The Stolpersteine in Prague-Libeň lists the Stolpersteine in the Cadastral area and district Libeň (Lieben) of Prague. The district has been split off. Since 2002 it belongs mainly to Praha 8, but parts of it are now in Praha 7 and Praha 9. Stolpersteine is the German name for stumbling blocks collocated all over Europe by German artist Gunter Demnig. They remember the fate of the Nazi victims being murdered, deported, exiled or driven to suicide.

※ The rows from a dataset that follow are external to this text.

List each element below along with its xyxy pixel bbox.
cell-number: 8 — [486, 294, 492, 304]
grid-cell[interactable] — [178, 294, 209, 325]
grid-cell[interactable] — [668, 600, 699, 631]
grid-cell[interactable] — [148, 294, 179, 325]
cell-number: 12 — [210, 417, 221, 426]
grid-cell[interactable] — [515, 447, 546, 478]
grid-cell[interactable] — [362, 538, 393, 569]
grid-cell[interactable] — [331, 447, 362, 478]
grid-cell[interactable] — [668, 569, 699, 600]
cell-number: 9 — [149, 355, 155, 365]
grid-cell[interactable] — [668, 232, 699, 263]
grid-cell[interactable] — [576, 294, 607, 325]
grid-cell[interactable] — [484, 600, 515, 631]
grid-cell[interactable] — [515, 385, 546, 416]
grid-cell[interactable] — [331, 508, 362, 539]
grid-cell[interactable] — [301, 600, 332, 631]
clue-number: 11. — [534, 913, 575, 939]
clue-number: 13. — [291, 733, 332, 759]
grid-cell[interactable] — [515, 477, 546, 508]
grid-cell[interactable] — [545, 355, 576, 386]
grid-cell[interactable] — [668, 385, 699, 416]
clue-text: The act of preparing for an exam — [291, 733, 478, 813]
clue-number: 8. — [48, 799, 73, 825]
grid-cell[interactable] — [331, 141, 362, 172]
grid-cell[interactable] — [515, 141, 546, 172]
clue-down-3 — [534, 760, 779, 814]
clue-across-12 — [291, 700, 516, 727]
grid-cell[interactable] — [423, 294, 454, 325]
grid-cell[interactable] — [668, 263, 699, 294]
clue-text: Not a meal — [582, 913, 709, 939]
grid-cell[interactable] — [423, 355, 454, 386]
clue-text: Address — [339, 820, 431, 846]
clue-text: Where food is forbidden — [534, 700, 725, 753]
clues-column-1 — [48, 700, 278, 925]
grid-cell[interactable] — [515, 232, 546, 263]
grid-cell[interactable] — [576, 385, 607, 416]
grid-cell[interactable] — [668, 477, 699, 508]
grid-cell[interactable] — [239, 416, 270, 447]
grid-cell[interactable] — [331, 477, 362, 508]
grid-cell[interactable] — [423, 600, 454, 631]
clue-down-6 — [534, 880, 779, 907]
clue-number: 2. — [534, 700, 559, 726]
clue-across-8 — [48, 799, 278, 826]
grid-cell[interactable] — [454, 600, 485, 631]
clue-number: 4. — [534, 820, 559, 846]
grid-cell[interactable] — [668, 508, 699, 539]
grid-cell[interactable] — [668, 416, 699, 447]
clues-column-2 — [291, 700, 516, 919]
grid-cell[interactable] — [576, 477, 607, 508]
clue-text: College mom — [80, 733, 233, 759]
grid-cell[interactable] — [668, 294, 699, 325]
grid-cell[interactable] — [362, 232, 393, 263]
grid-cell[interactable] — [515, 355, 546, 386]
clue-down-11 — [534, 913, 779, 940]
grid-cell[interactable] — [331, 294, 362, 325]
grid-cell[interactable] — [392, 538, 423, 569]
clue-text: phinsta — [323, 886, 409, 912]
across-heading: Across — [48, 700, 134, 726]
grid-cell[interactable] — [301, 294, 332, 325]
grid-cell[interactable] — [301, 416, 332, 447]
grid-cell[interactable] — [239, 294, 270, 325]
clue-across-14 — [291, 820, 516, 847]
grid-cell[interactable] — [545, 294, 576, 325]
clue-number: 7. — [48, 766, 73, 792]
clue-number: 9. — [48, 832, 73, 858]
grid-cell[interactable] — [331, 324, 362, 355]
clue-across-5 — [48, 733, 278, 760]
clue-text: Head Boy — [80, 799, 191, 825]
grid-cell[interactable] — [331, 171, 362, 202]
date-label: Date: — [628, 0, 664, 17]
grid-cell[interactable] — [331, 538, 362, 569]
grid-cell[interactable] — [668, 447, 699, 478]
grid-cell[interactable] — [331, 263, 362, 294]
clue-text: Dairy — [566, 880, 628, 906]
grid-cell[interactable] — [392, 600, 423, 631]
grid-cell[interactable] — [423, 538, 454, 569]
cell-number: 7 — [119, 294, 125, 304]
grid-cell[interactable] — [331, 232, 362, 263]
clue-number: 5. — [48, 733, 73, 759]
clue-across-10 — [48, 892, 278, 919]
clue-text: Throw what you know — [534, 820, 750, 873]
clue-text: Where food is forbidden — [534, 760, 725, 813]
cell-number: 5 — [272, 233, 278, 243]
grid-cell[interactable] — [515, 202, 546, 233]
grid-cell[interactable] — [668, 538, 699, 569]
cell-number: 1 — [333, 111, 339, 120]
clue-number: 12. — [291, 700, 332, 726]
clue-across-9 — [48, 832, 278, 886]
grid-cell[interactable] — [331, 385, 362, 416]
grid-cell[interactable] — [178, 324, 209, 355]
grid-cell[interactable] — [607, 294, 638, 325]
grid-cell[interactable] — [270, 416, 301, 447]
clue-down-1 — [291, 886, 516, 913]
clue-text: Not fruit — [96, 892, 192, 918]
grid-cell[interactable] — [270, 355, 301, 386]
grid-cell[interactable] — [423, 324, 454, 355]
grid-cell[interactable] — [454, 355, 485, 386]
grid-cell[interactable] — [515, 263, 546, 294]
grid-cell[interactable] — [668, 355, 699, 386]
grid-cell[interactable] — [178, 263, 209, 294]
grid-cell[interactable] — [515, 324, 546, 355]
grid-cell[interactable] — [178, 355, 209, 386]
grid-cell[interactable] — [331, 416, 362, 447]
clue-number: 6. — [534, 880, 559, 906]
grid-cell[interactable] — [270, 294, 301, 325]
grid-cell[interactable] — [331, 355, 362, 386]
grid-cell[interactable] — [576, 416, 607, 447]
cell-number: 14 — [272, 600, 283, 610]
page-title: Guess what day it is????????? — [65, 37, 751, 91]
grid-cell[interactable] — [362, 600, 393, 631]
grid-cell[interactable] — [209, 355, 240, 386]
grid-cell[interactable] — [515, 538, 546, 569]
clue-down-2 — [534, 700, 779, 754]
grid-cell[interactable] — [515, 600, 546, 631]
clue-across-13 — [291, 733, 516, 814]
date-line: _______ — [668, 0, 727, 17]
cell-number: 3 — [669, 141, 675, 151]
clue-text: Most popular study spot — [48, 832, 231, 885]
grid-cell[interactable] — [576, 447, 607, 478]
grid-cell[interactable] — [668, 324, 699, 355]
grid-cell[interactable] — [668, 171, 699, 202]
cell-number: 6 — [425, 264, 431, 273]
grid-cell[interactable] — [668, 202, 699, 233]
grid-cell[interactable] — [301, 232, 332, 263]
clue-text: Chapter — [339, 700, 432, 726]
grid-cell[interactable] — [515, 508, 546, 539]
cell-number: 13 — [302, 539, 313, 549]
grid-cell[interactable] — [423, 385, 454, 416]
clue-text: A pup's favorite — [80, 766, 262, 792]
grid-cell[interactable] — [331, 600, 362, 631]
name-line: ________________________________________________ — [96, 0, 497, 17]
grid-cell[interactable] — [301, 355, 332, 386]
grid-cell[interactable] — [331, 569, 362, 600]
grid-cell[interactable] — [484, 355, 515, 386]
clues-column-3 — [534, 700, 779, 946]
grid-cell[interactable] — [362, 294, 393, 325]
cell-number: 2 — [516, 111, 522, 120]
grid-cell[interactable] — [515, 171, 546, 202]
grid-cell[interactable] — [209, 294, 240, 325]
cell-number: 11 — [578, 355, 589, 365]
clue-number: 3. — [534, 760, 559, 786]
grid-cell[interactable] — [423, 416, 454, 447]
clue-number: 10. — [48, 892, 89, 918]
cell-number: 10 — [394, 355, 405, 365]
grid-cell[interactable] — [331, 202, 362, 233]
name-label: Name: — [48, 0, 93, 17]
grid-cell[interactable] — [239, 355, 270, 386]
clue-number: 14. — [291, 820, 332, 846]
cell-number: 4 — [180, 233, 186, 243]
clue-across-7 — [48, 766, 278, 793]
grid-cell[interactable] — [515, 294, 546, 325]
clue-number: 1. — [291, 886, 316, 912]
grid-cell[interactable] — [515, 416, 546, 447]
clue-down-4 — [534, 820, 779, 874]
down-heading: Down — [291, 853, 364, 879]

Generally, the stumbling blocks are posed in front of the building where the victims had their last self chosen residence. The name of the Stolpersteine in Czech is: Kameny zmizelých.

== Libeň ==

| Stone | Inscription | Location | Name and biography |
|---|---|---|---|
|  | HERE LIVED ANTONÍN LÖW BORN 1933 DEPORTED 1941 TO ŁÓDŹ MURDERED | Světova 498/3 | Antonín Löw was born on 8 November 1933. He was the son of Klára and Dr. Otokar Löw. He had an older brother, František, born in 1930. At age 7, the boy was deported from Prague to Łódź Ghetto by Transport A on 16 October 1941, together with his family. His transport number was 917 of 1,000. There the whole family were murdered by the Nazi regime. |
|  | HERE LIVED FRANTIŠEK LÖW BORN 1930 DEPORTED 1941 TO ŁÓDŹ MURDERED | Světova 498/3 | František Löw was born on 16 June 1930. He was the son of Klára and Dr. Otokar Löw. He had a younger brother, Antonín, born in 1933. Together with his family the eleven years old boy was deported from Prague to Łódź Ghetto by Transport A on 16 October 1941. His transport number was 916 of 1,000. There František Löw was murdered by the Nazi regime. Also his brother, his mother and his father were killed. |
|  | HERE LIVED OTAKAR LÖW BORN 1894 DEPORTED 1941 TO ŁÓDŹ MURDERED | Světova 498/3 | Dr. Otakar Löw was born on 27 March 1894. He was married to Klara Löwova. The couple had two sons: František, born 1930, and Antonín, born 1933. The last address of the family before deportation was Kaplířova 3 in Praha VIII. The family were deported from Prague to Łódź Ghetto by Transport A on 16 October 1941. His transport number was 914 of 1,000. There Otakar Löw, his wife and his sons perished. |
|  | HERE LIVED KLÁRA LÖWOVÁ NÉE STRÁNSKÁ BORN 1902 DEPORTED 1941 TO ŁÓDŹ MURDERED | Světova 498/3 | Klára Löwová was born on 6 January 1902. She was married to Dr. Otakar Löw. The couple had two sons: František, born 1930, and Antonín, born 1933. The last address of the family before deportation was Kaplířova 3 in Praha VIII. Klára Löwová, her husband and her sons were deported from Prague to Łódź Ghetto by Transport A on 16 October 1941. Her transport number was 915 of 1,000. There the whole family was extinct by the Nazi regime. |
|  | HERE LIVED EMIL LUSTIG BORN 1892 DEPORTED 1943 TO THERESIENSTADT MURDERED IN AUSCHWITZ | Sokolovská 428/137 | Emil Lustig was born on 11 September 1892. He was the son of Ferdinand Lustig and Louise née Kohn and he had one sister. His father died in 1904, his mother in 1926. He married Terezie née Löwy. The couple had two children: Arnošt (born on 21 December 1926 in Prague) and a daughter, whose name is not known. His last residence before deportation was Prague VIII, Královská 137 (in 1948 the street was renamed Sokolovská). He was deported to Theresienstadt concentration camp with Transport Cy on 9 April 1943. His number on this transport was 129 of 150. From there he was deported to Auschwitz concentration camp with Transport El on 29 September 1944. His number on this transport was 1324 of 1500. Emil Lustig was murdered by the Nazi regime in Auschwitz. His sister Marta Picková was murdered after being deported from Theresienstadt to Piaski in 1942. His wife and his son could survive the Shoah. Terezie Lusfigová died in 1984, Arnošt Lustig in 2011. The fate of his daughter is not known. |

== Dates of collocations ==
According to the website of Gunter Demnig the Stolpersteine of Prague were posed on 8 October 2008, 7 November 2009, 12 June 2010, 13 to 15 July 2011 and on 17 July 2013 by the artist himself. A further collocation occurred on 28 October 2012, but is not mentioned on Demnig's page. The Stolpersteine of Prague-Libeň were posed before 6 October 2011.

The Czech Stolperstein project was initiated in 2008 by the Česká unie židovské mládeže (Czech Union of Jewish Youth) and was realized with the patronage of the Mayor of Prague.